La sanción al ex presidente de la CRE, indicó la dependencia en un comunicado esta noche, “es resultado de una detallada investigación y procedimiento sancionatorio en el que se constató que el ex servidor público participó en la autorización de permisos para comercializar combustibles en favor de una empresa de un familiar suyo”.

Aunque la SFP no profundizó en las indagaciones realizadas, fuentes allegadas al caso informaron que bajo la gestión de García Alcocer en ese organismo, se encontró un contrato con la empresa Santa Fe Natural Gas, propiedad del primo de su esposa, que fue aprobado el 15 de julio de 2017.

La dependencia detalló que “al participar en este tipo de trámites sin excusarse, como lo exige la norma, se violentó la Ley Federal de Responsabilidades Administrativas de los Servidores Públicos, vigente al momento de los hechos. Esta disposición, desde luego, aplicaba para todas las personas que se desempeñaban en la Administración Pública Federal, incluidos los órganos reguladores de energía”.

Dijo que a lo largo de todo el procedimiento se respetó el derecho a una defensa adecuada por parte del ex servidor público sancionado, “quien siempre tuvo la oportunidad de presentar sus argumentos y pruebas”.

Al frente de la CRE, García Alcocer tuvo una ríspida relación con el presidente Andrés Manuel López Obrador, en particular porque fue uno de los funcionarios que no aceptó reducir sus ingresos, como lo decretó el mandatario.

Otro motivo de los diferendos fue que se negó a la reducción del presupuesto en 31 por ciento del órgano a su cargo que pasó de 360 millones de pesos en 2018 a 248 para 2019. El ex funcionario dijo en su momento que ese ajuste ocasionó el despido de 367 empleados temporales, que representaban dos terceras partes del personal del organismo regulador.

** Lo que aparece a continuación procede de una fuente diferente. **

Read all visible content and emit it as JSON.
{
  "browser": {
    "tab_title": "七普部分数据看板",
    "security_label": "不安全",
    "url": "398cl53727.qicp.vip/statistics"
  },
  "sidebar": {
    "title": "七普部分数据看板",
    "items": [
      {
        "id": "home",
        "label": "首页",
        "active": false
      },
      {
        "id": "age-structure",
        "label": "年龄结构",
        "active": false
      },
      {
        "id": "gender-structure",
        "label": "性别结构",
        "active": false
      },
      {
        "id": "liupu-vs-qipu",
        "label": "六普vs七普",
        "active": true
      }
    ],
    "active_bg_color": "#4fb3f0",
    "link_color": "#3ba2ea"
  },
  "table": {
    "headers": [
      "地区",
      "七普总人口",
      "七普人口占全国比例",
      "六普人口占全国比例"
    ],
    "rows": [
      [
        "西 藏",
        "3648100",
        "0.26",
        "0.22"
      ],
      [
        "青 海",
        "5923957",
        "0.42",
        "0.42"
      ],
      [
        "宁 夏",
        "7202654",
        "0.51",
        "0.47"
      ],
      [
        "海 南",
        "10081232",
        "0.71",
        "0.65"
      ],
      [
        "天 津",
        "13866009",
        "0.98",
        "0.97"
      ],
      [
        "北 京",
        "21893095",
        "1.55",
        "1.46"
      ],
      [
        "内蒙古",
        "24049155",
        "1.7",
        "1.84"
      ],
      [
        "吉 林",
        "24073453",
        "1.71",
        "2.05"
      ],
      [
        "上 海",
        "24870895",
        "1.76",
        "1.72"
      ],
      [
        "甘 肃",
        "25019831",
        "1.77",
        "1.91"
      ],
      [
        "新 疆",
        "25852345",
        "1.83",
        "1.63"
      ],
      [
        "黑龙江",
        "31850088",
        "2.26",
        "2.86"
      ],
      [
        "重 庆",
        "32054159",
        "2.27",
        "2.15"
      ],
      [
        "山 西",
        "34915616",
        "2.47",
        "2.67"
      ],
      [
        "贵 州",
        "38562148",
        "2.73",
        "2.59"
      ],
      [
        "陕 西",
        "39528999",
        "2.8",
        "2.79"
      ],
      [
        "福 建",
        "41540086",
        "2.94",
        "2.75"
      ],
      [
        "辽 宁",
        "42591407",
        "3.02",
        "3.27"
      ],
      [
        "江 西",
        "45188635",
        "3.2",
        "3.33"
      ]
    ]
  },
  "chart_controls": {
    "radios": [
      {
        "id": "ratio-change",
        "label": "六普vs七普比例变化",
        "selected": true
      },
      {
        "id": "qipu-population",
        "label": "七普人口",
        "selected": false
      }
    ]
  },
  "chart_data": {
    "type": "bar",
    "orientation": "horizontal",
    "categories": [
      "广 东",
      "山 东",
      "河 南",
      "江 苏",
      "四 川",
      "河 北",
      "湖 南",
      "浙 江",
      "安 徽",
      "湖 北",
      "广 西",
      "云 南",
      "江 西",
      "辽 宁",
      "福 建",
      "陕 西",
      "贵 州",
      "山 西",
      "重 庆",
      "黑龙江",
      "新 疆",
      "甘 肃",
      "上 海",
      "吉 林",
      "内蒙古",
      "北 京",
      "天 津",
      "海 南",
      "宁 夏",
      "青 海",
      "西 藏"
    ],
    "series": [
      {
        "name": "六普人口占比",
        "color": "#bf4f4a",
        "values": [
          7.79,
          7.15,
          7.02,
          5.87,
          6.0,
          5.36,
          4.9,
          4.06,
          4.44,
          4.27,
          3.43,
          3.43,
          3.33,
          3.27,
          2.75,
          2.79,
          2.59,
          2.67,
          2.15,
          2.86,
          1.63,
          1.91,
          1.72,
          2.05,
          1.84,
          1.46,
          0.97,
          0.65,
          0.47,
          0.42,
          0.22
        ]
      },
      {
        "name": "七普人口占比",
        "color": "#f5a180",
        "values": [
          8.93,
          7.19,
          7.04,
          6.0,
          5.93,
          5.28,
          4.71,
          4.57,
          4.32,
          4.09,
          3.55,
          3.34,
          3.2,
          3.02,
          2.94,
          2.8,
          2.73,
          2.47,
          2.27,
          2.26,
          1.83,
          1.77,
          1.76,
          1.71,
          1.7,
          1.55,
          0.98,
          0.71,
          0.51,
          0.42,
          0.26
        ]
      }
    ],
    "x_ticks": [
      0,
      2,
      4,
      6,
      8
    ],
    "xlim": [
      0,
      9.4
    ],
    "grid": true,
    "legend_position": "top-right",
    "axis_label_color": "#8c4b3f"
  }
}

Es de recordar que en la conferencia de prensa del presidente López Obrador del 18 de febrero del año pasado, la titular de la SFP, Irma Eréndira Sandoval Ballesteros, anunció que se había iniciado investigaciones contra el entonces funcionario por haber asignado un contrato a un familiar. Días después, el 26 de ese mismo mes, García Alcocer se reunió con el presidente en Palacio Nacional.

García Alcocer renunció a la presidencia de la CRE en junio del año pasado.

Sobre la sanción, la titular de la SFP indicó que para la dependencia a su cargo “es prioritaria la erradicación de los conflictos de interés, sobre todo alrededor de la mal llamada reforma energética (aprobada en el sexenio de Enrique Peña Nieto) que buscó que unos cuantos se llenaran los bolsillos desviando los recursos públicos”.

Abundó que, en el periodo neoliberal, instituciones como la CRE fueron usadas para privatizar las industrias del sector y debilitar a las empresas públicas, lo que puso en riesgo la soberanía energética de la nación.

En el comunicado, se detalló que Sandoval Ballesteros sostuvo que “durante el anterior régimen se intentó desaparecer Petróleos Mexicanos y la Comisión Federal de Electricidad, ante lo cual era prioritario avanzar en su rescate por su carácter estratégico para lograr el desarrollo sostenible y soberano de nuestro país”.

Por ello, dijo, “trabajamos para moralizar la política y construir una nueva ética pública en la que no quepan el auspicio de los intereses privados ni las componendas entre servidores públicos y particulares, ya que la Cuarta Transformación no va a someter el desarrollo del país al rentismo ni al favorecimiento de unos cuantos”.

Finalmente, refrendó que en la institución a su cargo se sigue construyendo “la nueva ética pública para la integridad en el servicio público”, y el castigo y la prevención los conflictos de intereses son parte esencial esta tarea.